The moderately high sensitivity and specificity of the MCID for the SANE make it a reasonably useful tool in clinical practice. A SANE score at 6 months that is at least 7 higher than baseline and a score at 12 months that is at least 19 higher than baseline would indicate improvement in knee function that is beneficial to the patient. Because the MCID is an index of patient responsiveness to treatment,[34] knowing the MCID in addition to an overall score allows the clinician to make appropriate adjustments in the course of care. MCID values lower than the thresholds identified for the SANE may influence the clinician’s treatment recommendations to facilitate more meaningful patient-oriented outcomes for young women with knee injuries. The ability to develop MCID scores for easily applied patient outcome measures, like the SANE, holds promise as we address the very real question: Are our treatment interventions providing meaningful outcomes for our patient?

Limitations

There are several limitations of this study. First, the SANE score does not provide specific information about what portion of knee function may be influencing a patient’s global rating.[42] The ability to calculate MCID for the SANE using the anchor method[19] is dependent on having other psychometric measures available (eg, IKDC).

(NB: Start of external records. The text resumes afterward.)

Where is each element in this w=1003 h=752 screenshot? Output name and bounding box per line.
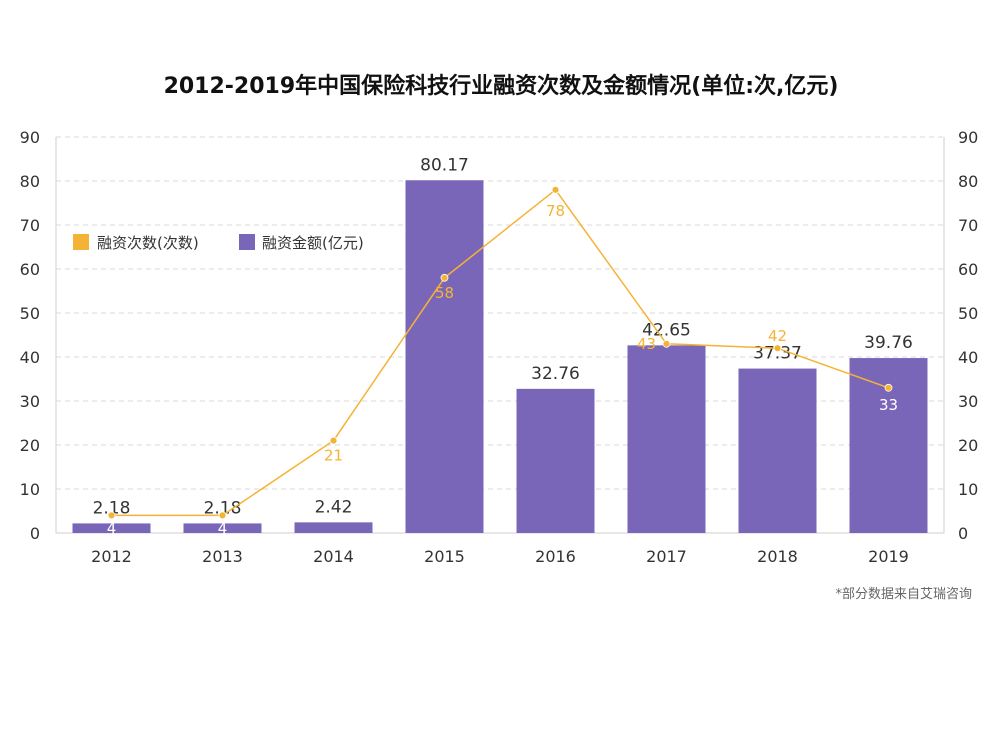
x-tick-label: 2015 <box>424 547 465 566</box>
legend-label-amount: 融资金额(亿元) <box>262 234 364 252</box>
x-tick-label: 2019 <box>868 547 909 566</box>
legend-swatch-amount <box>239 234 255 250</box>
line-value-label: 42 <box>768 327 787 345</box>
line-value-label: 21 <box>324 447 343 465</box>
bar-value-label: 2.42 <box>315 497 353 517</box>
line-point <box>218 511 227 520</box>
y-tick-label-right: 70 <box>958 216 978 235</box>
y-tick-label-right: 10 <box>958 480 978 499</box>
bar-value-label: 2.18 <box>93 498 131 518</box>
bar-value-label: 32.76 <box>531 364 580 384</box>
bar <box>627 345 706 533</box>
chart-title: 2012-2019年中国保险科技行业融资次数及金额情况(单位:次,亿元) <box>164 73 839 99</box>
y-tick-label-left: 50 <box>20 304 40 323</box>
bar <box>516 388 595 533</box>
line-point <box>440 273 449 282</box>
y-tick-label-left: 90 <box>20 128 40 147</box>
y-tick-label-left: 30 <box>20 392 40 411</box>
x-tick-label: 2012 <box>91 547 132 566</box>
x-tick-label: 2013 <box>202 547 243 566</box>
bar <box>294 522 373 533</box>
bar-value-label: 42.65 <box>642 320 691 340</box>
bar-value-label: 80.17 <box>420 155 469 175</box>
bar-value-label: 39.76 <box>864 333 913 353</box>
y-tick-label-left: 70 <box>20 216 40 235</box>
line-point <box>107 511 116 520</box>
line-series-path <box>111 188 889 517</box>
line-value-label: 33 <box>879 396 898 414</box>
line-point <box>551 185 560 194</box>
line-value-label: 58 <box>435 284 454 302</box>
line-value-label: 4 <box>107 519 117 537</box>
y-tick-label-left: 80 <box>20 172 40 191</box>
footnote: *部分数据来自艾瑞咨询 <box>835 587 972 602</box>
line-value-label: 43 <box>637 335 656 353</box>
y-tick-label-right: 20 <box>958 436 978 455</box>
line-point <box>662 339 671 348</box>
y-tick-label-left: 10 <box>20 480 40 499</box>
y-tick-label-right: 30 <box>958 392 978 411</box>
y-tick-label-left: 60 <box>20 260 40 279</box>
y-tick-label-left: 20 <box>20 436 40 455</box>
x-tick-label: 2014 <box>313 547 354 566</box>
legend-swatch-count <box>73 234 89 250</box>
x-tick-label: 2016 <box>535 547 576 566</box>
bar <box>183 523 262 533</box>
bar <box>405 180 484 533</box>
y-tick-label-left: 40 <box>20 348 40 367</box>
legend-label-count: 融资次数(次数) <box>97 234 199 252</box>
x-tick-label: 2017 <box>646 547 687 566</box>
y-tick-label-right: 90 <box>958 128 978 147</box>
bar <box>738 368 817 533</box>
y-tick-label-right: 0 <box>958 524 968 543</box>
bar-value-label: 2.18 <box>204 498 242 518</box>
line-point <box>773 344 782 353</box>
line-value-label: 78 <box>546 202 565 220</box>
y-tick-label-right: 60 <box>958 260 978 279</box>
line-point <box>329 436 338 445</box>
y-tick-label-right: 50 <box>958 304 978 323</box>
bar <box>72 523 151 533</box>
bar-value-label: 37.37 <box>753 344 802 364</box>
y-tick-label-right: 80 <box>958 172 978 191</box>
y-tick-label-right: 40 <box>958 348 978 367</box>
line-point <box>884 383 893 392</box>
y-tick-label-left: 0 <box>30 524 40 543</box>
line-value-label: 4 <box>218 519 228 537</box>
x-tick-label: 2018 <box>757 547 798 566</box>
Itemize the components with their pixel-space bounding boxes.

Recall bias is always a concern. Subjects were recruited from a convenience sample from 2 sports medicine clinics. As a result, subjects included in this study may have had knee injuries that they perceived to be more serious, and this may have influenced their self-reporting. Given the distribution of our injury subgroups, the patellar dislocations and subluxations, meniscal tear, collateral ligament sprain, and other knee injuries groups were underpowered.

Also, completing a survey at the time of injury diagnosis regarding their knee function for the week prior to injury may bias their assessment of knee function. Lastly, this study focused on young women with knee injuries and may not be generalizable to other populations.

Conclusion

The SANE and IKDC scores were moderately to strongly correlated across all time points from preinjury to 12-month follow-up. The ability to calculate the MCID gives added meaning to the SANE score and allows for greater clinical application.